Saturday, August 16, 2008

News Roundup: Mandelshtam, Solzhenitsyn, and Rasputin

This week’s Russian news included several items involving writers:

A monument to poet Osip Mandel’shtam will be unveiled in Voronezh on October 2, 2008, opposite the house where Mandel’shtam lived during his 1934-1937 exile.
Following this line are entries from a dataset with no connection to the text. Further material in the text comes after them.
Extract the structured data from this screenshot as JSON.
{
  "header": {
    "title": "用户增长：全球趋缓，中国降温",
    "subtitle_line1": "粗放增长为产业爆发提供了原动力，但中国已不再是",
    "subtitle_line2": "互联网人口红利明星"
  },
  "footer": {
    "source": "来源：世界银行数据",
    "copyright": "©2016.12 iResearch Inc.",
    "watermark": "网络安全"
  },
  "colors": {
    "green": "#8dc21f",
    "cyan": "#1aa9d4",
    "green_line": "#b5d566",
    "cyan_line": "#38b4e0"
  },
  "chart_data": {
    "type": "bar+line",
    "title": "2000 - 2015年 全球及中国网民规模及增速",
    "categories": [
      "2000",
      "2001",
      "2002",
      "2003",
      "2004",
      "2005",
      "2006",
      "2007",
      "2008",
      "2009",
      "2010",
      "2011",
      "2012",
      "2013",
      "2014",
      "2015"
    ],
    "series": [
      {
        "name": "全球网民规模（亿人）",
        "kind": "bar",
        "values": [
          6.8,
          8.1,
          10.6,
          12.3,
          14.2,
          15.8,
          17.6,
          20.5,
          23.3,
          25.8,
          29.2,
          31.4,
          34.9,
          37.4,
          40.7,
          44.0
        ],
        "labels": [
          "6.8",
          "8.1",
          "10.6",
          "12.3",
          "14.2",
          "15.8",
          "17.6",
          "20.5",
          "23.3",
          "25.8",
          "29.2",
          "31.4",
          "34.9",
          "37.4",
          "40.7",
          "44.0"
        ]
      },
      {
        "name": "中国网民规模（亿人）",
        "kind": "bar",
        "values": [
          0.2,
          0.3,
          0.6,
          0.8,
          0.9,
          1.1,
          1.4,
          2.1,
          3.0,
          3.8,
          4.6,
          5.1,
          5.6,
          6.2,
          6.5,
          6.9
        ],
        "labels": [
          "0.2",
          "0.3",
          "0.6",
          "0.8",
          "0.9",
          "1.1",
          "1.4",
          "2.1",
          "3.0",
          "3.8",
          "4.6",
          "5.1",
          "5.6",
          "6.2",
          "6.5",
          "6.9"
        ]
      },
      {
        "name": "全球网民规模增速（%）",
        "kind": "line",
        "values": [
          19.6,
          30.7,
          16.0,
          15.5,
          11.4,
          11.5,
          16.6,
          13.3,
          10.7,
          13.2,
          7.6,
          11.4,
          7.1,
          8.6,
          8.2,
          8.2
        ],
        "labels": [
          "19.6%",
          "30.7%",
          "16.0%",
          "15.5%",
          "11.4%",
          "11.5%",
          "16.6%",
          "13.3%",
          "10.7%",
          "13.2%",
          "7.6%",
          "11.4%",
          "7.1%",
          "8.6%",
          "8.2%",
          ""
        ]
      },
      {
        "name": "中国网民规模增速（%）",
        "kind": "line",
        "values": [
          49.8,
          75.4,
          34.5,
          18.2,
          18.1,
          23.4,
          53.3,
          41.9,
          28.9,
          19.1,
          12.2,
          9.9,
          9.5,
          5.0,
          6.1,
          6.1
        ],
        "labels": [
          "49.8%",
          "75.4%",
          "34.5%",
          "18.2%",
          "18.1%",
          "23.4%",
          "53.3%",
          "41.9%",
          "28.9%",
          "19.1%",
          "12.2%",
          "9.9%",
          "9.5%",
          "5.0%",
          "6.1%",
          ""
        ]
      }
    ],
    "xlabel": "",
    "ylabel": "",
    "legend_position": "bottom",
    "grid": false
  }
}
A fitting 1935 poem from Mandel'shtam's “Voronezh Notebooks”:

“Пусти меня, отдай меня, Воронеж:”

“O, let me go, Voronezh, O return me”

Two news stories mentioned posthumous honors for Aleksandr Solzhenitsyn. “Большая книга” (“Big Book”) will make a special award to Solzhenitsyn for honor and merit (“честь и достойнство”). The award recognizes, among other qualities, the writer’s ability to remain true to himself and his beliefs. In other news, the Moscow street “Большая Коммунистическая” (“Big Communist Street”) will be renamed for Solzhenitsyn.

On to the slightly weird... When I first saw a headline saying that Valentin Rasputin was going to look at Lake Baikal from the “Mir,” I wondered if a journalist had forgotten that the Mir space station came down to earth in, ah, 2001. No! On Thursday, Rasputin took part in an underwater expedition in a deepwater vehicle that’s also called Mir, which means both “peace” and “world.” Rasputin is known for his activism for protecting Baikal as well as a nationalist bent, which some call “Siberian nationalism.”

One report says Rasputin spent three hours underwater, descending 800 meters. Rasputin told reporters that the underwater world includes beauty, order, friendliness, and a complete absence of aggression. “Yes, the lowest organisms dwell there, but they are somehow higher than us,” he said (my translation).